The "verbatim copying" allegation is particularly troubling for Perplexity's defense. If Perplexity's tool is reproducing large chunks of CNN's articles word-for-word in its responses, that's harder to defend under fair use than the more abstract way AI models absorb training data. In addition, if the tool is circumventing CNN's paywall—showing paywalled content to free users—that demonstrates concrete financial harm, which strengthens CNN's legal position.

Industry Moves and What Comes Next

Some AI companies have already signed licensing deals with major publishers. OpenAI has agreements with The Atlantic and News Corp.

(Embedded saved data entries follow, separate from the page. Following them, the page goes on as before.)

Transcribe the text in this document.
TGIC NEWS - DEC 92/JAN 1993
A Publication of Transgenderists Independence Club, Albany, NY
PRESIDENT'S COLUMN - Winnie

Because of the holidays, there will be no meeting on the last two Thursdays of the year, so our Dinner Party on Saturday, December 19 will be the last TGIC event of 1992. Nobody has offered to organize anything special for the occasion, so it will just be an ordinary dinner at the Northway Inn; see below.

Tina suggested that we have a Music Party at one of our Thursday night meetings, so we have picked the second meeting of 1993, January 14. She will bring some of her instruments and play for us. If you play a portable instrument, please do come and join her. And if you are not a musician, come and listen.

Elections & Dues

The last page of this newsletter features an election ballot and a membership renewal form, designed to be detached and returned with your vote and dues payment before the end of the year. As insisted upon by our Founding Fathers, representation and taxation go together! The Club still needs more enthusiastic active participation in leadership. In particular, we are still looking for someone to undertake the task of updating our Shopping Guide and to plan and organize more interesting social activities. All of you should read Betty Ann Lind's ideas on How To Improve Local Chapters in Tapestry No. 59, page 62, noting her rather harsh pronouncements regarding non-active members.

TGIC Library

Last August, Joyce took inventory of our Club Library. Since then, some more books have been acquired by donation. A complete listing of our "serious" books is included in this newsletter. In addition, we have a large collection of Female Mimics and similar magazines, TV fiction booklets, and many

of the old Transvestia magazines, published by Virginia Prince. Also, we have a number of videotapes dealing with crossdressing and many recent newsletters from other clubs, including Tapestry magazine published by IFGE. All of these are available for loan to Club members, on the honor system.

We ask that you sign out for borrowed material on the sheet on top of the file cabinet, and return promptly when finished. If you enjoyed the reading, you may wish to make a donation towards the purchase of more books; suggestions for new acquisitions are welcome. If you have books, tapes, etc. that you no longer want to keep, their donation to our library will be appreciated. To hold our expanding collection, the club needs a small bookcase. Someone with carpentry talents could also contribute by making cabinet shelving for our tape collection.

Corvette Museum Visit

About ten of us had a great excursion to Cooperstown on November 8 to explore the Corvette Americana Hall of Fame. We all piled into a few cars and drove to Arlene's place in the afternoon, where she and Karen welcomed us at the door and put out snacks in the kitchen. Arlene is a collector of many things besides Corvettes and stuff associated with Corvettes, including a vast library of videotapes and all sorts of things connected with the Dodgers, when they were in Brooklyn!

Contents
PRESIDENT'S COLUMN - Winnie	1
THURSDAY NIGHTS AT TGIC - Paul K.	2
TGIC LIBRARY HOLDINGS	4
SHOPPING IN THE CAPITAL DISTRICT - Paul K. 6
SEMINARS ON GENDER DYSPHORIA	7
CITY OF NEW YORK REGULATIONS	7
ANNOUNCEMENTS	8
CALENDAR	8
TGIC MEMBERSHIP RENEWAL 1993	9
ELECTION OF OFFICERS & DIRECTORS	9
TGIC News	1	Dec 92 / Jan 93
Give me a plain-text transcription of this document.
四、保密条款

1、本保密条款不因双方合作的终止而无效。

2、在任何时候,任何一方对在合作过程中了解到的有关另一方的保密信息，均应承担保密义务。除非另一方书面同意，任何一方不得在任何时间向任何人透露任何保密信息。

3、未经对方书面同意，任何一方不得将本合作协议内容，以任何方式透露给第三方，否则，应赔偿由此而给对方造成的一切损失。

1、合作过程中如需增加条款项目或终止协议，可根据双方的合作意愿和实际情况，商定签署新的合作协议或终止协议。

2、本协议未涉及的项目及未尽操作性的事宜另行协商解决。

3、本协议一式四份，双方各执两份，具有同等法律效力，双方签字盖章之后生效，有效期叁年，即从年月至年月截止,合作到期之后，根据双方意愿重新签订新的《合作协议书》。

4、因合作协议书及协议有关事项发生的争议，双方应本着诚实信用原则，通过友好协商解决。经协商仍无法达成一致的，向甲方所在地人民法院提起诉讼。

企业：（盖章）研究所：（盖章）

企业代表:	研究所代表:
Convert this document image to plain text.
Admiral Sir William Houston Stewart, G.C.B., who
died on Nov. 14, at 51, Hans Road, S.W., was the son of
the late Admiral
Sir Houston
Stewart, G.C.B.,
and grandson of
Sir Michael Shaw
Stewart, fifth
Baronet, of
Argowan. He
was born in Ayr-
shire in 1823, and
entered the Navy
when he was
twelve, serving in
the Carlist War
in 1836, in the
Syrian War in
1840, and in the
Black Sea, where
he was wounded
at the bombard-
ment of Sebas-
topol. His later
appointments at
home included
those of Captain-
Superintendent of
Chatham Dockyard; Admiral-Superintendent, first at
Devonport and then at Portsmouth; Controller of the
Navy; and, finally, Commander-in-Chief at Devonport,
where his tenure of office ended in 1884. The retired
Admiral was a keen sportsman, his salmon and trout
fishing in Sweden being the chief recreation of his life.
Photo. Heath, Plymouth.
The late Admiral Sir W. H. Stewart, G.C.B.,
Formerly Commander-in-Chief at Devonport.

Anthropic partnered with Time magazine. But these voluntary partnerships haven't stopped litigation. The New York Times is pursuing its own Perplexity lawsuit alongside whatever licensing negotiations may happen in the background.

The outcome of CNN's case, alongside The Times lawsuit and other copyright disputes currently in courts, will likely shape how AI companies can legally use and access content from publishers. These decisions may force the AI industry to build formal licensing frameworks for publisher content—or they may constrain what training data is available to build better AI systems.

Looking ahead, the CNN lawsuit shows that major publishers are now willing to use courts rather than just boardroom negotiations to protect their intellectual property. The result could accelerate the creation of standardized content licensing deals, though it might also limit the sources of high-quality information that AI systems can access and learn from during development.